The foraging networks of pollinating bees (#304)
Pollinators, such as bees, exploit patchily distributed food resources that replenish over time. The challenge for a forager is analogous to the “Traveling Salesman Problem” in graph theory: finding an efficient route to visit multiple locations once (flowers) and return to the origin (nest), for which there is no simple mathematical solution. Recent laboratory experiments have begun to show how bumblebees with an exclusive access to arrays of artificial flowers develop near-optimal foraging circuits (traplines) maximising nectar intake rates while minimizing overall travel distances as they gain experience. Whether and how these optimisation behaviours are expressed in natural conditions, at large spatial scales when multiple foragers might exploit the same floral resources, is poorly understood.
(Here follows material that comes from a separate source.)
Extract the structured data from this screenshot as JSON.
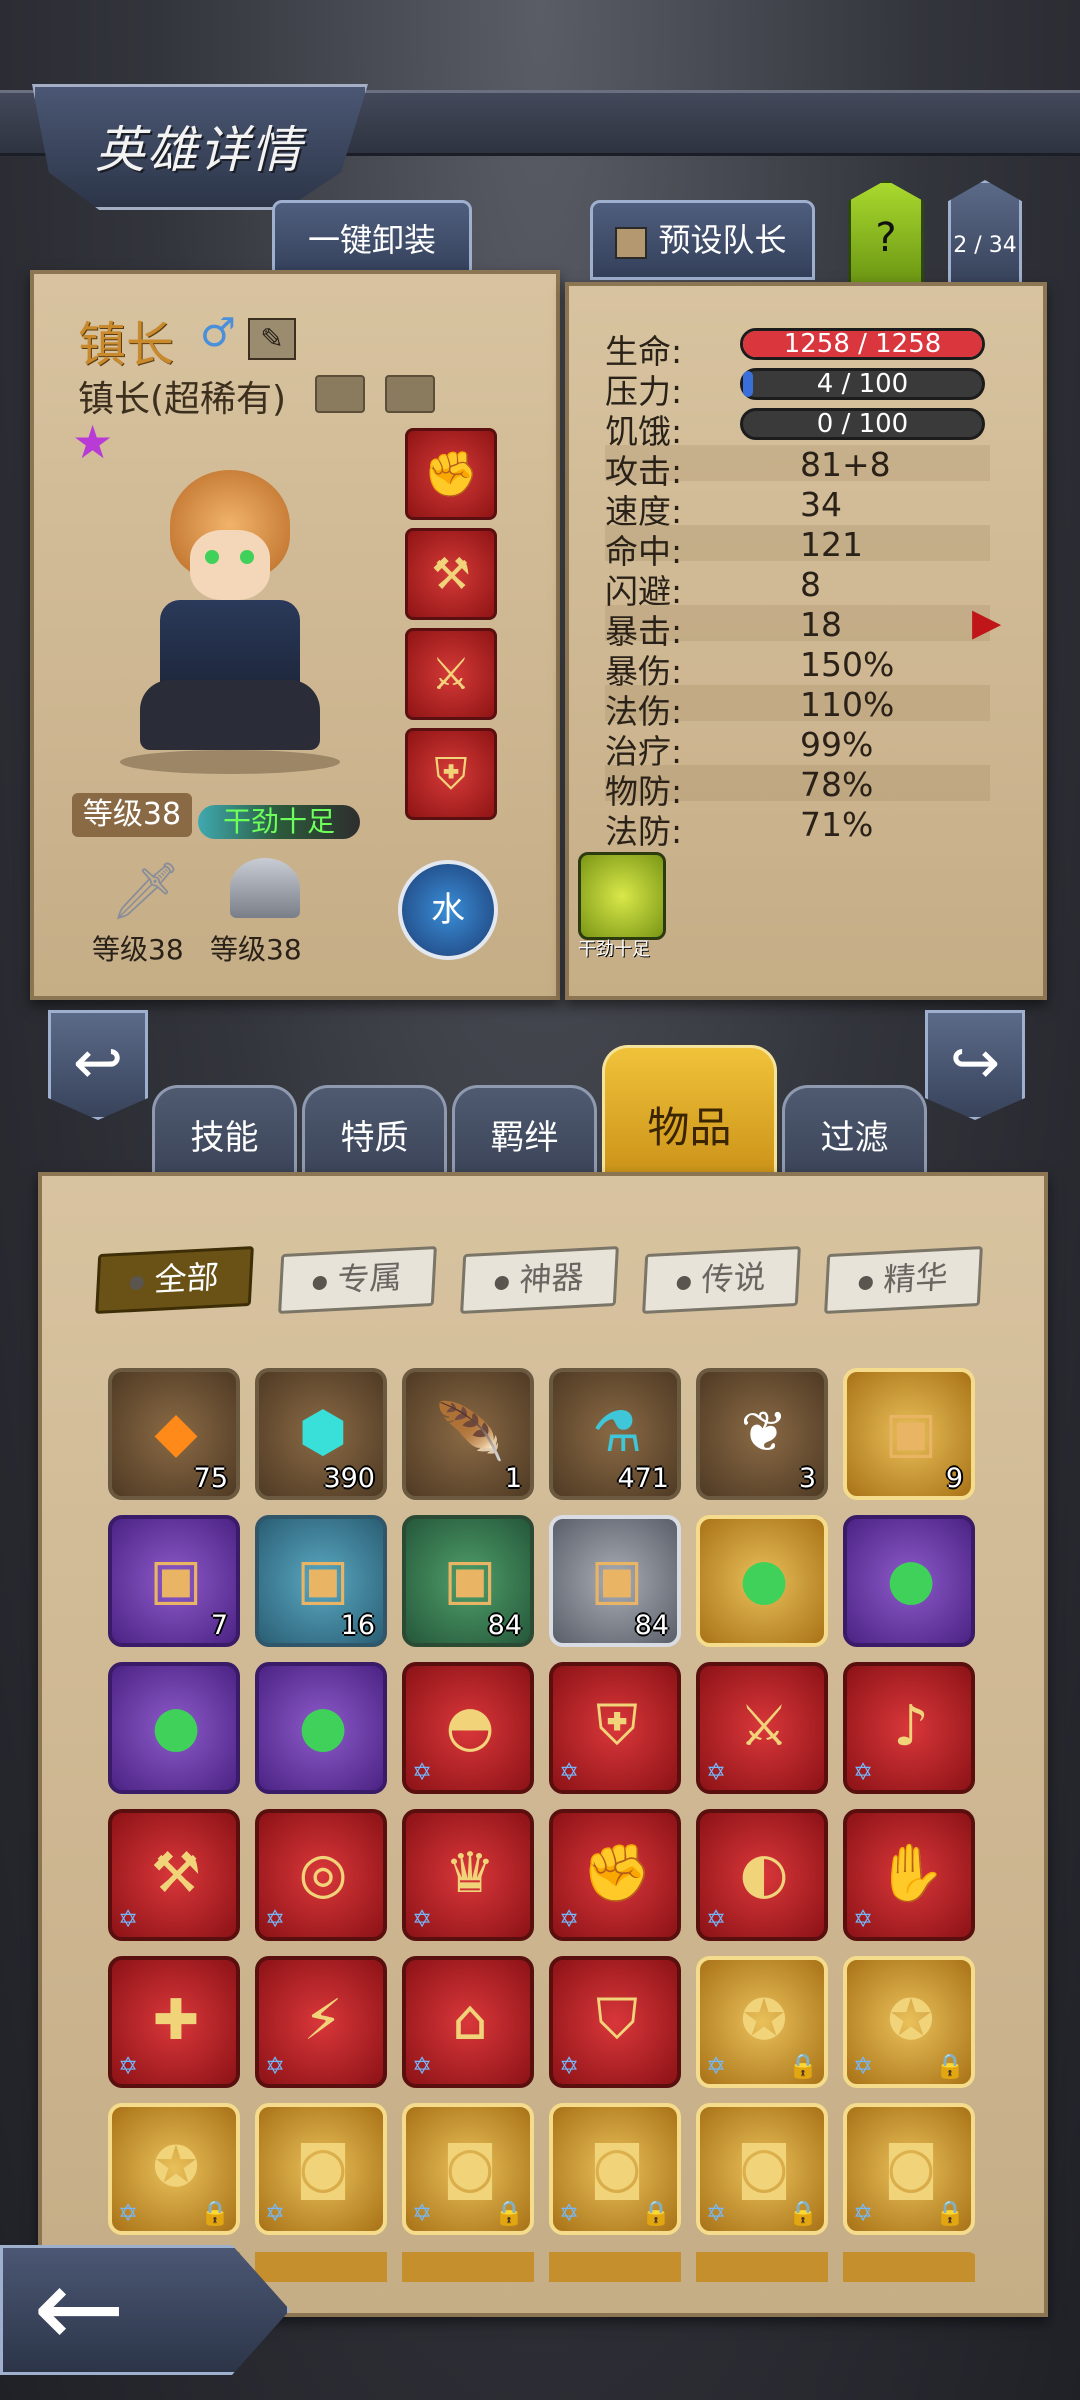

Here I will compare data on bumblebees and honeybees foraging in large arrays of computer controlled flowers equipped with automated tracking systems to simultaneously record the complete foraging history and competitive interactions of multiple individuals over several consecutive hours. I will show how spatial network analyses (in which flight segments are edges and flowers are vertices) can help characterizing and model space use by individuals and colonies, as bees learn the spatial configuration and reward values of available feeding sites.
- Lihoreau, M., Raine, N. E., Reynolds, A. M., Stelzer, R. J., Lim, K. S., Smith, A. D., Osborne, J. L. & Chittka, L. 2012 Radar tracking and motion-sensitive cameras on flowers reveal the development of pollinator multi-destination routes over large spatial scales. PLoS Biol 10, e1001392.
- Reynolds, A. M., Lihoreau, M. & Chittka, L. 2013 A simple iterative model accurately captures trapline formation by bumblebees across spatial scales and flower arrangements. PLoS Comp Biol 9, e1002938.
- Lihoreau, M., Chittka, L., Le Comber, S. C. & Raine, N. E. 2012 Bees do not use nearest-neighbour rules for optimization of multi-location routes. Biol Lett 8, 13–16.